Dass das Wort "kamerascheu" auf Madagaskar ein Fremdwort ist, erfahren wir dann in den kommenden Tagen. Wir sind vom Norden des Nationalparks Tsimanampetsotsa weiter in den Süden gefahren. Und treffen hier endlich die Menschen, von denen wir eine Geschichte erzählen wollen.

Und egal wo wir auftauchen, die Kinder geraten beim Anblick einer Kamera völlig aus dem Häuschen. Und Kinder sind hier überall. Jeder will ins Bild, singt, tanzt, lacht oder schreit. Das "Posen" scheinen die Kinder hier im Blut zu haben. Und dabei haben sie viel Spaß. Wir übrigens auch.

Vollbesetzter Bus mit Kanistern auf dem Dach (Foto: DW/Michael Wetzel)
Einmal die Woche kommt der Bus...Bild: DW/Michael Wetzel

Kein Wunder. Viel Abwechslung gibt es nicht, auf dem Mahafaly Plateau, ganz im Süden der Insel. Es gibt keinen Strom, kein Telefonnetz und der Bus rumpelt nur einmal in der Woche über die Sandpisten. Und ob er dann auch wirklich anhält, ist noch längst nicht raus. Ohne Fernseher, Handy, oder Gameboy sind wir also der Hit bei den Kleinen, oder besser gesagt unsere Kameras. Und davon haben wir vier Stück! Gott sei Dank alle mit Displays. Sich gleich nach der Aufnahme selbst anzuschauen, ist hier das Größte. Dann sind die Kinder völlig begeistert. Und wenn wir die Zeit hätten, könnten wir stundenlang weitermachen mit unserer Foto- und Filmsession.

Nur manchmal, da geht die Kameraliebe der Madagassen dann doch etwas zu weit. Dann bleiben auch die Erwachsenen einfach vor der Videokamera stehen, lächeln breit und direkt in die Linse. Und die schöne Szene ist unbrauchbar. Aber das macht nichts. In vielen Ländern flüchten alle vor einer Kamera. Da sind mir die Menschen in Madagaskar natürlich viel, viel lieber.

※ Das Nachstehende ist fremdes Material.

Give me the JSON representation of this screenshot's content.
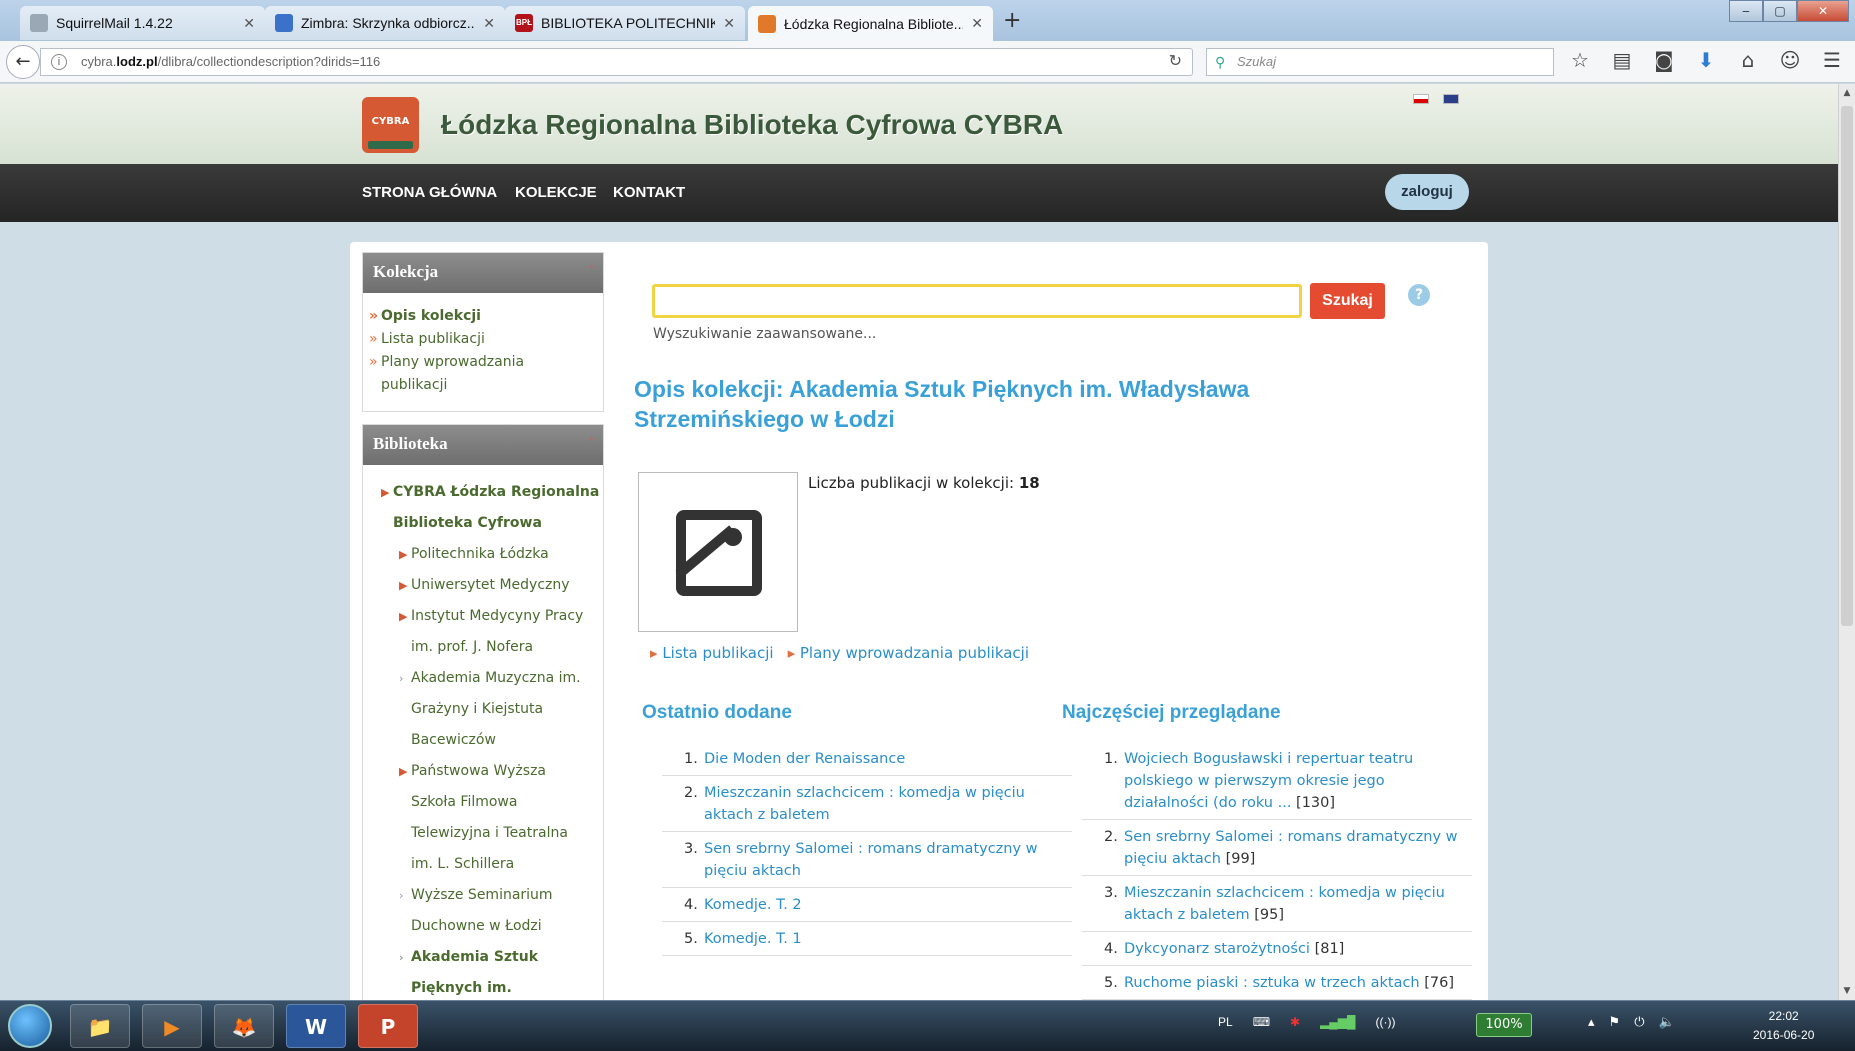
{
  "browser": {
    "tabs": [
      {
        "label": "SquirrelMail 1.4.22",
        "fav_color": "#9aa8b6"
      },
      {
        "label": "Zimbra: Skrzynka odbiorcz...",
        "fav_color": "#3a72c9"
      },
      {
        "label": "BIBLIOTEKA POLITECHNIKI...",
        "fav_color": "#b2121a",
        "fav_text": "BPŁ"
      },
      {
        "label": "Łódzka Regionalna Bibliote...",
        "fav_color": "#e07a2a"
      }
    ],
    "url_prefix": "cybra.",
    "url_domain": "lodz.pl",
    "url_path": "/dlibra/collectiondescription?dirids=116",
    "search_placeholder": "Szukaj",
    "window_buttons": [
      "‒",
      "▢",
      "✕"
    ]
  },
  "header": {
    "logo_text": "CYBRA",
    "title": "Łódzka Regionalna Biblioteka Cyfrowa CYBRA"
  },
  "menu": {
    "items": [
      "STRONA GŁÓWNA",
      "KOLEKCJE",
      "KONTAKT"
    ],
    "login": "zaloguj"
  },
  "sidebar": {
    "kolekcja": {
      "title": "Kolekcja",
      "links": [
        "Opis kolekcji",
        "Lista publikacji",
        "Plany wprowadzania",
        "publikacji"
      ]
    },
    "biblioteka": {
      "title": "Biblioteka",
      "tree": [
        "CYBRA Łódzka Regionalna",
        "Biblioteka Cyfrowa",
        "Politechnika Łódzka",
        "Uniwersytet Medyczny",
        "Instytut Medycyny Pracy",
        "im. prof. J. Nofera",
        "Akademia Muzyczna im.",
        "Grażyny i Kiejstuta",
        "Bacewiczów",
        "Państwowa Wyższa",
        "Szkoła Filmowa",
        "Telewizyjna i Teatralna",
        "im. L. Schillera",
        "Wyższe Seminarium",
        "Duchowne w Łodzi",
        "Akademia Sztuk",
        "Pięknych im."
      ]
    }
  },
  "main": {
    "search_button": "Szukaj",
    "help": "?",
    "advanced": "Wyszukiwanie zaawansowane...",
    "title_line1": "Opis kolekcji: Akademia Sztuk Pięknych im. Władysława",
    "title_line2": "Strzemińskiego w Łodzi",
    "count_label": "Liczba publikacji w kolekcji: ",
    "count_value": "18",
    "links": [
      "Lista publikacji",
      "Plany wprowadzania publikacji"
    ],
    "recent": {
      "title": "Ostatnio dodane",
      "items": [
        {
          "num": "1.",
          "text": "Die Moden der Renaissance"
        },
        {
          "num": "2.",
          "text": "Mieszczanin szlachcicem : komedja w pięciu aktach z baletem"
        },
        {
          "num": "3.",
          "text": "Sen srebrny Salomei : romans dramatyczny w pięciu aktach"
        },
        {
          "num": "4.",
          "text": "Komedje. T. 2"
        },
        {
          "num": "5.",
          "text": "Komedje. T. 1"
        }
      ]
    },
    "popular": {
      "title": "Najczęściej przeglądane",
      "items": [
        {
          "num": "1.",
          "text": "Wojciech Bogusławski i repertuar teatru polskiego w pierwszym okresie jego działalności (do roku ...",
          "count": "[130]"
        },
        {
          "num": "2.",
          "text": "Sen srebrny Salomei : romans dramatyczny w pięciu aktach",
          "count": "[99]"
        },
        {
          "num": "3.",
          "text": "Mieszczanin szlachcicem : komedja w pięciu aktach z baletem",
          "count": "[95]"
        },
        {
          "num": "4.",
          "text": "Dykcyonarz starożytności",
          "count": "[81]"
        },
        {
          "num": "5.",
          "text": "Ruchome piaski : sztuka w trzech aktach",
          "count": "[76]"
        }
      ]
    }
  },
  "taskbar": {
    "apps": [
      "📁",
      "▶",
      "🦊",
      "W",
      "P"
    ],
    "lang": "PL",
    "battery": "100%",
    "time": "22:02",
    "date": "2016-06-20"
  }
}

Und übrigens: Aus dem einen Lemur wurden dann 20 Tiere. Und die zeigten uns ausgiebig, was sie drauf hatten. Kunstvolle Klettereien an der Felswand etwa, riskante Sprünge oder mysteriöse Lautmalereien. Und unsere Kamera hat sie dabei überhaupt nicht gestört. Einfach Klasse sowas.